Zeitgenössische Architektur in Bayern

Glotze geht auch schön

AD, Loewe, Bodo Sperlein und die Sammlung Goetz gemeinsam in den Neuen Werkstätten. Das versprach ein interessanter Abend zu werden... Vorgestellt wurden - von einem Designer, der für Formen aus Silber und Keramik gefeiert ist - entworfene Fernseher! Lesen Sie die sexy Antworten auf meine Fragen an Mark Hüsges und Bodo Sperlein!

Zusammen mit Loewe und der Sammlung Goetz lud AD zur Installation „Kunstbilder" des Künstlers Gerwald Rockenschaub in die Neuen Werkstätten ein. Loewes Creative Director Bodo Sperlein, bekannt für seine Entwürfe für z. B. Tane, hatte sich der schwierigen Aufgabe gewidmet aus einem Fernsehgerät etwas Schönes zu machen. Und, ist es ihm gelungen? Sehen Sie selbst! Zwei verschiedene Modelle, das eine, bild 5 oled genannt, im Materialmix aus Holz und gebürstetem Aluminium, auf drei Beinen oder wandhängend. Das andere - bild 9 - in einem skulpturalen Metallrahmen, matt messingfarben oder dunkel, inspiriert von den Golden Twenties und Art déco. Das, so der Designer, sei „Hightech mit Seele und einem Touch Cosyness". Und damit man nicht die schwarze Mattscheibe anschauen musste, hat Dr. Gockel von der Sammlung Götz die Arbeiten eines ehemaligen DJs und jetzt renommierten Minimal-Künstlers ausgewählt, die sich meditativ über den Bildschirm bewegten.

Bei so vielen hochrangigen Gastgebern waren trotz etlicher anderer interessanter Einladungen und Hochsommertemperaturen viele viele Gäste gekommen, die schwitzend aber interessiert den Erläuterungen der Protagonisten lauschten.

Und für diejenigen, die nicht da waren oder die Hintergründe kennen möchten, habe ich den verantwortlichen Designer Bodo Sperlein sowie seinen innovativen Auftraggeber Mark Hüsges (einer der beiden Loewe-Chefs) nach ihren Absichten und Leidenschaften befragt:

Interview mit Bodo Sperlein

1. Was war beim Design von Fernsehgeräten für Sie die größte Herausforderung? Die Kombination mit der Technik? Die geforderte Zurückhaltung in der Gestaltung? Ihre eigene berufliche Historie?
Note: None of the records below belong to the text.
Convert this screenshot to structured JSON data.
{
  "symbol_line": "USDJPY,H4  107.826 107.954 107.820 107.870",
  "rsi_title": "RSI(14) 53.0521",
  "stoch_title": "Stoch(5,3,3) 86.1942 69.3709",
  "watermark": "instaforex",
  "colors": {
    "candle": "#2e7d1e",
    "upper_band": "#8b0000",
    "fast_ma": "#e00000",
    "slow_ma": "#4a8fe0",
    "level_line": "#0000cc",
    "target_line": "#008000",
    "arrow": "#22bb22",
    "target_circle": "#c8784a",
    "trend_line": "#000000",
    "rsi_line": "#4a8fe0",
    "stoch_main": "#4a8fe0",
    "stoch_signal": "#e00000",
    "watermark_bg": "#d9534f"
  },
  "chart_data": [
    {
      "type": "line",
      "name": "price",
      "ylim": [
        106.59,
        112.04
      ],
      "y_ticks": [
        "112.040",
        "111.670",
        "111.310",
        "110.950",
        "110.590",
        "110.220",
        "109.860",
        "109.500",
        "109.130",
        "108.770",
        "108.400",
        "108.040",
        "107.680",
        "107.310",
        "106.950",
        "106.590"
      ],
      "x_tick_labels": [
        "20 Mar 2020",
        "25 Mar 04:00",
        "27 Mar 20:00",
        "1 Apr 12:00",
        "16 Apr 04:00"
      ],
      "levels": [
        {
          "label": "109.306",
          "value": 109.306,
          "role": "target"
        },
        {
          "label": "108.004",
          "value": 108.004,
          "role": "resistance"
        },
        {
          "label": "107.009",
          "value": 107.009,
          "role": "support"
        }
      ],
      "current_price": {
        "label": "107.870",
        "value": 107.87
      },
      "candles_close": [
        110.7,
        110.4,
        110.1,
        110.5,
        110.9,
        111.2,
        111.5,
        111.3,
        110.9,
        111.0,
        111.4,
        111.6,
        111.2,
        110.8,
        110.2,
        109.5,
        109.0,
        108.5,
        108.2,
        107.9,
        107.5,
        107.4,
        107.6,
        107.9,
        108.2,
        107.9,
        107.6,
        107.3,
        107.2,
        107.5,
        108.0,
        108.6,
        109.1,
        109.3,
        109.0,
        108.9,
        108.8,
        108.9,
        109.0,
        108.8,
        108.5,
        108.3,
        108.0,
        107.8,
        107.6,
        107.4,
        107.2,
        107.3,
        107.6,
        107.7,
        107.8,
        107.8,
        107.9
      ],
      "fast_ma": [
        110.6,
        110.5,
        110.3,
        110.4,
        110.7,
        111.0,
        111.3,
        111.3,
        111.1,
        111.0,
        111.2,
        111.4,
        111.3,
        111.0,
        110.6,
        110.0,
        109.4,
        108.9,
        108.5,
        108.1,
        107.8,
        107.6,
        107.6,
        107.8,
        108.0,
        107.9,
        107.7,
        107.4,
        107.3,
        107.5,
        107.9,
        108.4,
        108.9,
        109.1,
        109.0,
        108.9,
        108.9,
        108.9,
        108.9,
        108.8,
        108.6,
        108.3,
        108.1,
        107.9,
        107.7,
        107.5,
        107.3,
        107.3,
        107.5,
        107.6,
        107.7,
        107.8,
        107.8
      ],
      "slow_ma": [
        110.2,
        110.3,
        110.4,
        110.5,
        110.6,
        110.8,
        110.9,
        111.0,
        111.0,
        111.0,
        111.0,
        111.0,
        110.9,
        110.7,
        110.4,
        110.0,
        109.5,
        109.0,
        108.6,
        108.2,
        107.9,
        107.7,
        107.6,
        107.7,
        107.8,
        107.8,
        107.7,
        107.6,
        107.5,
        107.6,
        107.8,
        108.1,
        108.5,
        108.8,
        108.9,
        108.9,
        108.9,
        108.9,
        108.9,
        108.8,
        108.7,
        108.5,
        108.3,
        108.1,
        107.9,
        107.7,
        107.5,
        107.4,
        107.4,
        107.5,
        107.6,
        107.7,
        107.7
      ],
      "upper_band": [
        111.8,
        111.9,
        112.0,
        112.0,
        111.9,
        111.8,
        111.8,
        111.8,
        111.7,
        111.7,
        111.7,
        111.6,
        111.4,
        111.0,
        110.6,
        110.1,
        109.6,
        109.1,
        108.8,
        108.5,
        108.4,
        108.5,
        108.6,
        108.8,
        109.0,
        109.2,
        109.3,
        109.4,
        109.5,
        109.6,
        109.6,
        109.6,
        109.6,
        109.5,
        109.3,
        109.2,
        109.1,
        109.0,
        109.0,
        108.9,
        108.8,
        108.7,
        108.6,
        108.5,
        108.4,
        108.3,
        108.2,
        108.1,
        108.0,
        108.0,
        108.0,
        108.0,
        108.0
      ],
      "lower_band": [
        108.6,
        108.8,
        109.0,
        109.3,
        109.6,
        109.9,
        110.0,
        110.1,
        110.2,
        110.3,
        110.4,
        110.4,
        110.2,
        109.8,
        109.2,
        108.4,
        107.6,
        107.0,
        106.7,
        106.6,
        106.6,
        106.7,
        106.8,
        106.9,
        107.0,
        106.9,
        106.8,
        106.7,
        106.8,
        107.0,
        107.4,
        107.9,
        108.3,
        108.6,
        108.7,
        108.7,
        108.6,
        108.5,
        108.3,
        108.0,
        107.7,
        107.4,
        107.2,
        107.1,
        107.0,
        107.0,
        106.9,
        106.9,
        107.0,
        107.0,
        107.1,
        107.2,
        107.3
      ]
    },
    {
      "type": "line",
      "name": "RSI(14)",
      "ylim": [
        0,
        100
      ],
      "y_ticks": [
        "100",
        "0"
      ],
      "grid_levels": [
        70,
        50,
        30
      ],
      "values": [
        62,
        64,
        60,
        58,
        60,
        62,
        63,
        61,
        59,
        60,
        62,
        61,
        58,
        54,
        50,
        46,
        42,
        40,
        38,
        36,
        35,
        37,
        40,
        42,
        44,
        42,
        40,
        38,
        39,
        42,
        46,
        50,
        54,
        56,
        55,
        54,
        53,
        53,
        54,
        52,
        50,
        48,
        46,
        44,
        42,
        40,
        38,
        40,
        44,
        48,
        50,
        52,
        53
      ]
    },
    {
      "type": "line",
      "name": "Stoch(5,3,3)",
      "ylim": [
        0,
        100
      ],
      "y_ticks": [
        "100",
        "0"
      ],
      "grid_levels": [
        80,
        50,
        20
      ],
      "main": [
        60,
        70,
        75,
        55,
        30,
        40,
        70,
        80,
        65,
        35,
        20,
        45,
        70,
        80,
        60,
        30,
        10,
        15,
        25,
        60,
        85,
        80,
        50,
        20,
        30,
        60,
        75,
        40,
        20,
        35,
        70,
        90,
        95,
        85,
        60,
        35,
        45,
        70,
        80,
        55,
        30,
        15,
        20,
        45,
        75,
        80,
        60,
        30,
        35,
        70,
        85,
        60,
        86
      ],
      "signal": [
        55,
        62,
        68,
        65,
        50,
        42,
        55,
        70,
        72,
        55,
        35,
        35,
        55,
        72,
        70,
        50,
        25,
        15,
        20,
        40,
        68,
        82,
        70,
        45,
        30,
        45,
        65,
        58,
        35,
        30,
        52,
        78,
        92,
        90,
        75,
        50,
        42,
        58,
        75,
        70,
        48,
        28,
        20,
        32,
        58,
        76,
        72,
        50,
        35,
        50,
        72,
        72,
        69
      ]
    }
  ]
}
Die Historie des Unternehmens Loewe?

Die futuristischen Displays eines Fernsehers sind flache, ultradünne schwarze Scheiben. Und die sehen alle gleich aus. Als erstes fragte ich mich natürlich, was mache ich mit einer schwarzen Scheibe? Wie mache ich eine schwarze Glasscheibe sexy?

Als Produktdesigner, der sich hauptsächlich mit Einrichtungsgegenständen wie Geschirr, Lampen und Möbeln beschäftigt, bin ich fasziniert von handwerklichem Können und Materialität. Das war für mich natürlich eine spannende Herausforderung, plötzlich ein technisches Gerät zu entwerfen. Mir war wichtig, den TV wieder in den Mittelpunkt des Raumes zu bringen. Der Fernseher sollte wieder zum Objekt werden, das einen Raum, ein gesamtes Interior bereichert. Warmer Minimalismus, der sich eher an Skulpturen und Möbeln orientiert, als an den etwas langweiligen und seelenlosen Geräten vieler Hersteller.

Ihre eigene berufliche Historie?

Ich lebe seit über 15 Jahren in London. Dort habe ich am renommierten Camberwell College of Art Produktdesign studiert.

Ich designe für eine Vielzahl von Firmen gesamte Kollektionen. Meine Produktdesign-Agentur ist auf Interior Produkte und Markenberatung spezialisiert.

Der Sitz meines Studios ist am Londoner Kreativ-Hub ‚South Bank' an der Themse, mitten in Central London.

Ich bin ein großer Fan von ‚Hightech meets Lowtech' und finde es unheimlich spannend, altes Handwerk mit zeitgemäßen Herstellungsweisen zu kombinieren.

Qualität, Langlebigkeit und Zeitgeist sind Attribute, die bei meinen Produkten des Öfteren von der Presse attestiert werden. Meine Kunden sind hauptsächlich aus der Luxusbranche (wie z.B. LVHM Group, Swarovski, Mulberry, Tane, Nikko etc.), wo beste Materialien und Qualität noch ungeheuer wichtig sind.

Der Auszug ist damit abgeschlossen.